La RAE debería ganar en transparencia, en inclusividad y en vocación descriptora. Y también abandonar ese discurso de hegemonía que la proyecta al mundo como única autoridad competente para hablar del español: puedo entender el enfoque de su labor, y lo cierto es que aprendo mucho de él, pero que no me lo vendan como el único enfoque válido.

¿Se podría hacer una equivalencia entre los neologismos y las metáforas siguiendo la definición de Nietzsche de que iluminaban la existencia?

Vamos, no es que se pueda hacer una equivalencia, es que muchas veces son la misma cosa, ¡las metáforas son un auténtico motor generador de neología!  Como explico en el libro, hay infinidad de neologismos semánticos que han nacido gracias de metáforas: si llevamos unos meses llamando “burbujas” a grupos estables de personas, o “rastreadores” a las personas que indagan en el modo en que un virus se ha propagado es porque sabemos que tanto las pompas de jabón como los perros sabuesos tienen ciertas características que nos sirven para comprender mejor estas nuevas realidades que hace poco más de un año ni siquiera existían.  A fin de cuentas, nada hay más astuto a la hora de acercarnos a lo desconocido que enraizarlo en aquello que nos es familiar, observar hasta qué punto se parece y, a partir de ahí, lanzarnos a entenderlo y a ponerle un nombre: lo nuevo siempre está construido de fragmentos de lo que ya conocemos.

¿Qué crees que podremos aprender con este libro?

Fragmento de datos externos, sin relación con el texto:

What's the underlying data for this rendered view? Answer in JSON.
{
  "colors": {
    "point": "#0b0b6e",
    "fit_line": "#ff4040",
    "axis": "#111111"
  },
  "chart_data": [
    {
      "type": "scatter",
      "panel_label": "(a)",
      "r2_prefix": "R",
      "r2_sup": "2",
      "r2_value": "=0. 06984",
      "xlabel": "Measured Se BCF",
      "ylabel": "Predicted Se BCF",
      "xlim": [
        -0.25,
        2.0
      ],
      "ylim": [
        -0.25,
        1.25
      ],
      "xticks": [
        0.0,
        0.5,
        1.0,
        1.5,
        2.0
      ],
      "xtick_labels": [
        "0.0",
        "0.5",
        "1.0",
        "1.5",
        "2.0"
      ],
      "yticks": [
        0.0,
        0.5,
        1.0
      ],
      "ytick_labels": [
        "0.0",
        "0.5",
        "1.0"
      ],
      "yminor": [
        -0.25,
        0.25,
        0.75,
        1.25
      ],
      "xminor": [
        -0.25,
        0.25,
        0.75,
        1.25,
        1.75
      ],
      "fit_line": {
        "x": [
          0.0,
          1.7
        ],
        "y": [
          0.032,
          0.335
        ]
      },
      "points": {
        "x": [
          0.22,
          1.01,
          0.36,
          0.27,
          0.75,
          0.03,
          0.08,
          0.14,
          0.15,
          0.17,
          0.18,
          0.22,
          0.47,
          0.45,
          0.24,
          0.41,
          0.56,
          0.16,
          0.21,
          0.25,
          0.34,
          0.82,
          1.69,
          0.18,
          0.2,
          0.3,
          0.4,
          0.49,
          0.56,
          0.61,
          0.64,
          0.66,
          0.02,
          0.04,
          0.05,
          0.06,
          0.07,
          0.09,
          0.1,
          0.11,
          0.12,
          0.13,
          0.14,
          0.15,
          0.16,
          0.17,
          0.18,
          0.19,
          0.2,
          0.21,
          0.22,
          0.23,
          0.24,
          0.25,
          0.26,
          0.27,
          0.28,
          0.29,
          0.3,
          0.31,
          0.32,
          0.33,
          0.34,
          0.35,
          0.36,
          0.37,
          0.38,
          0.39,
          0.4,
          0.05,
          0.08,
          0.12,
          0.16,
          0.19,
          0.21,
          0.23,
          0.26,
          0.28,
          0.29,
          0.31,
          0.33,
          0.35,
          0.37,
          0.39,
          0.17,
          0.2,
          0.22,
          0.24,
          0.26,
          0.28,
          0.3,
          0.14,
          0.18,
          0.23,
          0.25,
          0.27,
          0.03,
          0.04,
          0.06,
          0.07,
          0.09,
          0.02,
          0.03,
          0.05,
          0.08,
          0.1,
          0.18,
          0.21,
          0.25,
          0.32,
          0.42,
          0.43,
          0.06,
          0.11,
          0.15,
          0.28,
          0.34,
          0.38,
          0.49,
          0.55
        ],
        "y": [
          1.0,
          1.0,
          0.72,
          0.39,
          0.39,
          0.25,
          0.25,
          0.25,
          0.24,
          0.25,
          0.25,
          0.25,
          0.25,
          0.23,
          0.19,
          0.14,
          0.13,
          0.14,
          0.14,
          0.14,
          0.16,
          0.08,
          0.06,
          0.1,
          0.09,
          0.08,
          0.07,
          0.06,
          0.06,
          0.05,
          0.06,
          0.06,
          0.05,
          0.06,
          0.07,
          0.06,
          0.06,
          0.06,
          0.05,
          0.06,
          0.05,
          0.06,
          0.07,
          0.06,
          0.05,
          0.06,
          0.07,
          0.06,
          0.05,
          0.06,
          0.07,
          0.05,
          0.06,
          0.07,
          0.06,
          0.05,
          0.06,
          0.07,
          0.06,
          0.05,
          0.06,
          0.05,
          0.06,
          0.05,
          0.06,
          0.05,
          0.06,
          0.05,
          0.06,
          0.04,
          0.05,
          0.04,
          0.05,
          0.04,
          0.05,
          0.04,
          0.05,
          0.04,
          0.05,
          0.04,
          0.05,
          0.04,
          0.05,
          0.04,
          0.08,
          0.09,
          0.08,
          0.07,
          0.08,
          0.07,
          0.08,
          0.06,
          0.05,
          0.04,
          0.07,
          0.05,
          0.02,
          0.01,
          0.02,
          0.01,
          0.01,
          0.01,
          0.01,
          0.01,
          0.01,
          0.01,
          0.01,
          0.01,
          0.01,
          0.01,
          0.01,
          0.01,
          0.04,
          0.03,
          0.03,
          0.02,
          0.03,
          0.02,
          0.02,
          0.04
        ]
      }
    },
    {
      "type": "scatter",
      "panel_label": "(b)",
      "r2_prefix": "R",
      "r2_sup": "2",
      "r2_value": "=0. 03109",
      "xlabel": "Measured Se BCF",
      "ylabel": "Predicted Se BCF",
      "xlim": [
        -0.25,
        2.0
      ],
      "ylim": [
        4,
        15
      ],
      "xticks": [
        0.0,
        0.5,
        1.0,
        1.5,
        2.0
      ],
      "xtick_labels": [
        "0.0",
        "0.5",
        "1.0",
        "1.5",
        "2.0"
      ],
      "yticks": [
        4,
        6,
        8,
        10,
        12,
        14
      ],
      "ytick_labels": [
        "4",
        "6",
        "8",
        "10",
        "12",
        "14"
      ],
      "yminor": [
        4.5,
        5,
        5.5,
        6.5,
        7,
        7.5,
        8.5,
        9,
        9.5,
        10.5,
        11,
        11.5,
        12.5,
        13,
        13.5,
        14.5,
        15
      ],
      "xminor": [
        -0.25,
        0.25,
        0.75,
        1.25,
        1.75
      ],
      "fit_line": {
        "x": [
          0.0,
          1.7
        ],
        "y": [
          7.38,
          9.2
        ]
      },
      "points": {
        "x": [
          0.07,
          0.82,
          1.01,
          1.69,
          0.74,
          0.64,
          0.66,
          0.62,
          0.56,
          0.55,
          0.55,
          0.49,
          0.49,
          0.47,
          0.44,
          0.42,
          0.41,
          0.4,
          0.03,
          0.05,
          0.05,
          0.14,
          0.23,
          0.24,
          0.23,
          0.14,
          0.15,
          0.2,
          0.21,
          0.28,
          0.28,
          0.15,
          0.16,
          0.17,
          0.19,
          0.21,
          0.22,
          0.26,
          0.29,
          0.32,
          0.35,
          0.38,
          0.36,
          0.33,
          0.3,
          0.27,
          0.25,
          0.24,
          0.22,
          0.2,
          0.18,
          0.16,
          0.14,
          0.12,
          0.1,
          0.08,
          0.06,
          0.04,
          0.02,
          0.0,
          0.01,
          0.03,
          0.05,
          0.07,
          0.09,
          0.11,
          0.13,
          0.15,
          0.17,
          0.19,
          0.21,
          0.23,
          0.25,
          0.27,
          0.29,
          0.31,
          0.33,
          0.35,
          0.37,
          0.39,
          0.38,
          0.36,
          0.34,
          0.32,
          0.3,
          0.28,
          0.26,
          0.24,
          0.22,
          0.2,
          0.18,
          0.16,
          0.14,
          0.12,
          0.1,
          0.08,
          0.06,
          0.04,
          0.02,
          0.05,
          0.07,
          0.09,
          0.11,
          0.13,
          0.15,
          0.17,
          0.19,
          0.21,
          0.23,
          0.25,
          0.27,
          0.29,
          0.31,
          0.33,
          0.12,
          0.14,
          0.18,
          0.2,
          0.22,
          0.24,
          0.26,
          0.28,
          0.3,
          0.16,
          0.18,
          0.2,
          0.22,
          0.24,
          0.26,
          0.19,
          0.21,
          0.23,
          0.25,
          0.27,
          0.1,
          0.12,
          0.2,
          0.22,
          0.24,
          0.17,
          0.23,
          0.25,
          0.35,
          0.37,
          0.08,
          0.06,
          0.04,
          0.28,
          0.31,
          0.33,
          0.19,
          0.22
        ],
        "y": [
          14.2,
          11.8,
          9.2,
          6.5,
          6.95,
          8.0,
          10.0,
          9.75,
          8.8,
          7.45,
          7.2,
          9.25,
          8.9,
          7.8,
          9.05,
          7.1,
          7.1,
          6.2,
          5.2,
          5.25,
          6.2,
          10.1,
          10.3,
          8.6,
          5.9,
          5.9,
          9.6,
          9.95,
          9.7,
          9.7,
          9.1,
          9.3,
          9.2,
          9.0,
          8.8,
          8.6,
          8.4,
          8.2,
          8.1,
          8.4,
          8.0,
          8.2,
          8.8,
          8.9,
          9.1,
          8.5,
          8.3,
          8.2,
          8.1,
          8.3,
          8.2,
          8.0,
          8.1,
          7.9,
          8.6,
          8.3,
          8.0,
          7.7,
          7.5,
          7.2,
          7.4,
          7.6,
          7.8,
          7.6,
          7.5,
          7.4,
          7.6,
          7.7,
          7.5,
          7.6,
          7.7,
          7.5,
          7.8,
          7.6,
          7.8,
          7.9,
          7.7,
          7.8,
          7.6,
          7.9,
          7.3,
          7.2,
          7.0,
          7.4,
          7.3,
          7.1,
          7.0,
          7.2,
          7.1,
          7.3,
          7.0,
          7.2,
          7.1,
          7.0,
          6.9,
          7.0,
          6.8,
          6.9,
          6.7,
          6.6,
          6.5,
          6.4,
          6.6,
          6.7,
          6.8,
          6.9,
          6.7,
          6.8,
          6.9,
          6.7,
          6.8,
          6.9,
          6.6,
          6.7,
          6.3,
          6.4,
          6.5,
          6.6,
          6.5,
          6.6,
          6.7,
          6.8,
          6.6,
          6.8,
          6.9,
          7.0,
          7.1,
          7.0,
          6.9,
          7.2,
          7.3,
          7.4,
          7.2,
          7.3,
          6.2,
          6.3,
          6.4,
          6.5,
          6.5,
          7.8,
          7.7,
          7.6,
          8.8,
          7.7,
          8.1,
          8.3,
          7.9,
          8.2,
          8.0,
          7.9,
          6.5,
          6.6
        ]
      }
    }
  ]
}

Creo que puede ayudar a ordenar conceptos y nociones que están en nuestras cabezas pero que a veces nos pueden bailar: el libro abre una puerta bastante amable y accesible a los procedimientos de creación neológica del español, invita a reflexionar sobre qué es la neologicidad y también cuenta con una reflexión sobre la controvertida relación entre los neologismos y los diccionarios. Pero sobre todo,  creo que puede ayudar a quien lo lea a caer en la cuenta del inmenso potencial creador que tenemos los hablantes: la lengua nos pertenece, las palabras nacen de nuestras ganas de entender el mundo, porque no hay mejor manera de empezar a entender algo que poniéndole nombre. Creo que el libro explica por qué es tan importante que no perdamos eso de vista. Y bueno, también enseña la diferencia entre un neologismo winehouse y un neologismo pantoja, que nunca está de más tenerlo claro.